Das Angebot an Gütern – und damit auch landwirtschaftlichen Erzeugnissen – ist dadurch unter Druck geraten. Dem gegenüber steht eine konstante Nachfrage, denn trotz der Krise müssen sich die Menschen weiterhin ernähren. Ergebnis: Steigende Preise für Nahrungsmittel – und das trotz stark gesunkener Inputpreise wie Öl.
Das zeigt sich schon in der ersten Stufe, den landwirtschaftlichen Vorprodukten. An den Rohstoff-Märkten ist derzeit ein klarer Trend zu beobachten – die Preise für einen Großteil der wichtigsten landwirtschaftlichen Erzeugnisse sind seit Jahresbeginn gestiegen.
Weizen: plus 13 Prozent binnen Jahresfrist
Sojabohnen: plus 11 Prozent
Milch: plus 25 Prozent
Zucker: plus 12 Prozent
Rindfleisch: plus 20 Prozent
Geflügel: plus 15 Prozent
Raps: plus 13 Prozent
Preisrückgänge gab es nur bei den folgenden Nahrungsmitteln und diese fallen meist auch sehr moderat aus.
Reis: minus 4 Prozent
Schweinefleisch: minus 3 Prozent
Kaffee: minus 16 Prozent
Die Vereinten Nationen warnten bereits im Mai vor einer weltweiten Hunger-Krise. Laut der Welthungerhilfe wirkt Corona wie ein „Brandbeschleuniger“ für zunehmenden Hunger und Armut.
Und das “Committee on World Food Security” (CFS) schätzt, dass sich infolge der Coronakrise die globale Zahl an Hungernden und mangelhaft ernährten Menschen verdoppeln wird.

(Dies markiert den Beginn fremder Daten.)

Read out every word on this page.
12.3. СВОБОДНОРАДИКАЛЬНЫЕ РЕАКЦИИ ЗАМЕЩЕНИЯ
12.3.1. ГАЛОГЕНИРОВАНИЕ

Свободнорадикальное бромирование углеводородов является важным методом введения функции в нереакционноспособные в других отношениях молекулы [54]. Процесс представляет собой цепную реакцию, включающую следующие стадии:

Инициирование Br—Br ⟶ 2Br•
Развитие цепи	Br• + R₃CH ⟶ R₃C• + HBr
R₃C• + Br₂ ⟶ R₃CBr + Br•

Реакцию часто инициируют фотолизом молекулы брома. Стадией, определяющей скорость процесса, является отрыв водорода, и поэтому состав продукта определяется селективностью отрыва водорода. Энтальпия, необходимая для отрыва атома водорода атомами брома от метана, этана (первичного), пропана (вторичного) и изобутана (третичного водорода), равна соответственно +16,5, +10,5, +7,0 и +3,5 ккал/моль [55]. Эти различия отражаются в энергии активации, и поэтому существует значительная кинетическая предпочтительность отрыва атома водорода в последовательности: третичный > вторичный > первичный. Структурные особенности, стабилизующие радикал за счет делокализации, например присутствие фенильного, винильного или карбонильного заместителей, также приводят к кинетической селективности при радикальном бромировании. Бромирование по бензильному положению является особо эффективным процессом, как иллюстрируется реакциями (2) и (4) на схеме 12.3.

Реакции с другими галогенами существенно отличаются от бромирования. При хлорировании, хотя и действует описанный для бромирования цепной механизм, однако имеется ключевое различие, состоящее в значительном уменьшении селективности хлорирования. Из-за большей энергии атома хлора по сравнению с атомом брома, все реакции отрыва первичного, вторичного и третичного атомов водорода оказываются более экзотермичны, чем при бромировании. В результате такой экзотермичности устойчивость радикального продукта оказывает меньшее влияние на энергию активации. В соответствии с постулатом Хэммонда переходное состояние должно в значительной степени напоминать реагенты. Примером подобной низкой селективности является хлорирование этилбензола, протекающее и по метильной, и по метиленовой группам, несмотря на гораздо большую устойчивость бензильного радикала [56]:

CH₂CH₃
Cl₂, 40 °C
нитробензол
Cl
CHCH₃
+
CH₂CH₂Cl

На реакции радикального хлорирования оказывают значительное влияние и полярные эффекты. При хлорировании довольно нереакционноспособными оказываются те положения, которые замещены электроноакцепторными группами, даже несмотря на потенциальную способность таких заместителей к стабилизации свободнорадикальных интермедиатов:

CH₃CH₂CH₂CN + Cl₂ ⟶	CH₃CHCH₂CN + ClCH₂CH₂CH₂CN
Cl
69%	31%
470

China und das Schweinefleisch
Aber das Problem ist nicht nur Corona: Heuschreckenplagen und schlechte Wetterbedingungen machen den afrikanischen und asiatischen Bauern zu schaffen. Für das kommende Halbjahr prognostiziert die US-Nahrungsmittel-Behörde USDA zum Beispiel einen Rückgang der chinesischen Getreideproduktion von 5 Prozent, während die Nachfrage weiter steigen soll. Vor einigen Monaten wurden wohl auch inländische Vorräte angezapft, die eigentlich für schlechte Zeiten vorgehalten werden sollten. Außerdem werden die Viehbestände derzeit durch die afrikanische Schweinepest dezimiert.

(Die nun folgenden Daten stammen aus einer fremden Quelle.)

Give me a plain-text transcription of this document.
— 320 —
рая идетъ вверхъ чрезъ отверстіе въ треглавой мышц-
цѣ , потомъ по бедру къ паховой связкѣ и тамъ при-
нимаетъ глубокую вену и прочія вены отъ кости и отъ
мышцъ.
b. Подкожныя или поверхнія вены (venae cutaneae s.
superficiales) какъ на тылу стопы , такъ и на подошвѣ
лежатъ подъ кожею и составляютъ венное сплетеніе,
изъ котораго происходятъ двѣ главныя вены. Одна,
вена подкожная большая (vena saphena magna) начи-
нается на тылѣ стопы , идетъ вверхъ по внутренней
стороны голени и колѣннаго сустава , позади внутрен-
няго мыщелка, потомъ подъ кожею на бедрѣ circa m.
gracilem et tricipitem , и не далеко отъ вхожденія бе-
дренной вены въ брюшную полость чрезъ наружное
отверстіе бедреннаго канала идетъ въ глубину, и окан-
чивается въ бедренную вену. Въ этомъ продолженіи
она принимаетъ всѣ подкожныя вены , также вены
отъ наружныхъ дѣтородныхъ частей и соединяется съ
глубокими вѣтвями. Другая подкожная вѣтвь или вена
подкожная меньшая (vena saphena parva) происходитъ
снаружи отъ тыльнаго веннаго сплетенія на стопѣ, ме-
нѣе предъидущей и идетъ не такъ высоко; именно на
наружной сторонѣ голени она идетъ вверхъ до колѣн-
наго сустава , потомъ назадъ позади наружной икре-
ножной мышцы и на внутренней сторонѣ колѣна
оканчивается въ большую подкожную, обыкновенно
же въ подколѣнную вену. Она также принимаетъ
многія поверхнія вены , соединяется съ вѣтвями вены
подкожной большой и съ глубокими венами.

Auf China liegt ohnehin ein besonderes Augenmerk: Dort sind nämlich die Preise für Schweinefleisch im Juli und August jeweils um über 50 Prozent im Vergleich zum Vorjahresmonat gestiegen. Im September wurde berichtet, dass die Schweinefleisch-Reserven Chinas nach einem Rückgang von 450.000 Tonnen innerhalb der letzten 12 Monate nur noch weniger als 100.000 Tonnen betragen. Experteneinschätzungen zufolge sind diese Reserven im Ernstfall in zwei bis drei Monaten aufgebraucht.
Inflations-Sorgen
Das ist für die Verbraucher aus mehrerlei Hinsicht schlecht. Einerseits müssen sie höhere Preise bezahlen, andererseits besteht die Gefahr, dass sich die hohen Preise für Lebensmitteln auf das allgemeine Preisniveau durchschlagen und für höhere Inflationsraten sorgen, welche die Kaufkraft mindern.
Nicht nur in China, auch in den USA bereitet die Inflation bei den Nahrungsmitteln Sorge. Die Lebensmittel-Preise stiegen auf Jahresbasis um rund 4 Prozent. In Deutschland ist von einer Nahrungsmittel-Knappheit allerdings noch nichts zu spüren. Hierzulande war im August und September jeweils nur ein Plus von 0,6 Prozent zu verzeichnen.
Eine Fleisch-Steuer als Lösung?
Interessant ist jetzt natürlich, wie die Entscheider in der Simulation auf steigende Nahrungsmittel-Preise reagierten? Eine Antwort: Fleisch-Steuern. Die dadurch erhöhten Preise sollen den Fleisch-Konsum in den reicheren Ländern reduzieren und damit der Knappheit entgegenwirken. Ganz abwegig scheint das nicht, wurde der Ansatz doch in Deutschland bereits mehrmals gefordert.
Die Reaktion auf eine durch Lockdowns und Corona-Beschränkungen mitverursachte Nahrungsmittel-Knappheit soll demnach also ein weiterer staatlicher Eingriff sein. Ganz davon abgesehen, ob dieser die gewünschte Wirkung erzielt oder nicht: Eine solche Steuer würde wieder neue Probleme schaffen (zum Beispiel würden die Ärmsten in den reichen Ländern durch die Verteuerung enorm getroffen) und damit einen weiteren Abstieg in der ewigen Interventions-Spirale bedeuten.